With the drama of the baseball playoffs and the excitement of the NFL season, former NBA star Scottie Pippen’s retirement last week went by with little notice. Pippen’s career was brilliant: The NBA named him one of its 50 greatest players of all time during the league’s 50th season, and Pippen was Michael Jordan’s sidekick for six NBA championships in the 1990s.
Pippen’s standing among NBA aficionados, however, fell substantially after he left the Chicago Bulls in 1998. Pippen never averaged more than 20 points per game in his post-Bulls career, and many felt he could never lead a team on his own. At this point, it is unclear if Pippen would make a list of the 60 greatest players of all time during the league’s 60th season if such a lineup were created.
Pippen, however, was underappreciated even in his prime and should be considered in the third tier of greatest NBA players ever. The first tier would include players such as Jordan, Magic Johnson and Wilt Chamberlain. The second would feature greats such as Karl Malone and Isiah Thomas. The Arkansas native was one of the most versatile players to ever don a jersey and with his long arms and extreme quickness, Pippen should be considered the second greatest defensive player in league history, behind Bill Russell.
I was part of a large contingent that felt Pippen was overrated while he was a Bull. But in 1997, I was lucky enough to score third-row seats when the Bulls took on the Washington Bullets. In Chicago’s previous game, Pippen had collected a season-high 46 points. The 6-foot-7 forward continued to have a hot hand against the Bullets, scoring 27 points in the first three quarters. Seeing Pippen on the court immediately changed my opinion of his talents. Bulls coach Phil Jackson innovatively used Pippen as a point-forward; he did not bring the ball up the court but he clearly initiated offensive sets.
Even with Jordan, Pippen was completely in control of the game. After an assist to center Luc Longley, I could hear Pippen yell, “Luc, we got this all day.” And he did. Pippen continually used Longley’s limited talents to perfection throughout the 48 minutes.
Although Pippen’s first three quarters were dominating, I was not truly convinced of his talents until the fourth quarter. In the final stanza, Jordan took over. He had 18 points in the first three quarters and then 18 in the fourth. Realizing Jordan was in one of his grooves, if my memory serves me correct, Pippen did not take a shot in the fourth quarter. He continually set up Jordan so as to give the Bulls the best chance of scoring. Can you imagine such a scenario with the now-defunct Kobe and Shaq tandem?
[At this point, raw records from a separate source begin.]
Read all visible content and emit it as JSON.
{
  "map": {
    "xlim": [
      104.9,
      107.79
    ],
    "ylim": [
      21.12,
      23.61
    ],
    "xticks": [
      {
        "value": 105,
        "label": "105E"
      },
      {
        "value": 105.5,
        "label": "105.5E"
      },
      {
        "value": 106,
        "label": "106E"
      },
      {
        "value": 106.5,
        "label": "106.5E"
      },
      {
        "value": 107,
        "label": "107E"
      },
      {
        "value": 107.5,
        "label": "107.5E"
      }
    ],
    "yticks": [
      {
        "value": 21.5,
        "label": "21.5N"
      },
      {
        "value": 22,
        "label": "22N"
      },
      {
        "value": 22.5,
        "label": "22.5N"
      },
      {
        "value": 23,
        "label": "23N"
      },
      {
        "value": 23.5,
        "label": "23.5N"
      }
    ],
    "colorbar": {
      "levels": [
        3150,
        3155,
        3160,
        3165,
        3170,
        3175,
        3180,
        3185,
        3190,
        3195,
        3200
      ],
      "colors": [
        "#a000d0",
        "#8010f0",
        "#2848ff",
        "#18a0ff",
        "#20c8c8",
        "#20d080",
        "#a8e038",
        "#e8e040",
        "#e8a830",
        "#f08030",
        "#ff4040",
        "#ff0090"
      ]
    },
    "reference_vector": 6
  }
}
After seeing him in person, I began to notice the subtleties of Pippen’s game on television as well. Pippen simply did all the little things that often go unnoticed to the casual fan. No. 33 was the consummate teammate, not complaining once when Jordan won the Finals MVP trophy, despite the fact that he could have reasonably won the award at least two of the six times the Bulls won the NBA Championship.
The critique of Pippen’s post-Bulls career also fails to take his injuries into consideration. Immediately following his final two seasons with Jordan, Pippen had foot and back surgery, respectively. By 1999, there is no doubt Pippen’s past ailments were taking a toll on his explosiveness, an element essential to his game. Pippen was certainly valuable to the Rockets and then the Trailblazers, but he no longer could subtly dominate the game. If anyone believes Pippen’s post-Chicago troubles occurred because he could only play behind an even better player, how does one explain the 1994 season, when Pippen led Chicago to 55 wins while Jordan was playing baseball?
Behind Russell, Pippen’s defensive ability was unmatched. He could size any player up, whether he played point guard or power forward. Pippen worked to become a considerable offensive threat, but defense was always his staple.
He played with the greatest player of all time, but Pippen was the reason the 1996 Bulls were the greatest defensive team ever assembled. Pippen left a great legacy and his contributions to the game of basketball should forever be cherished.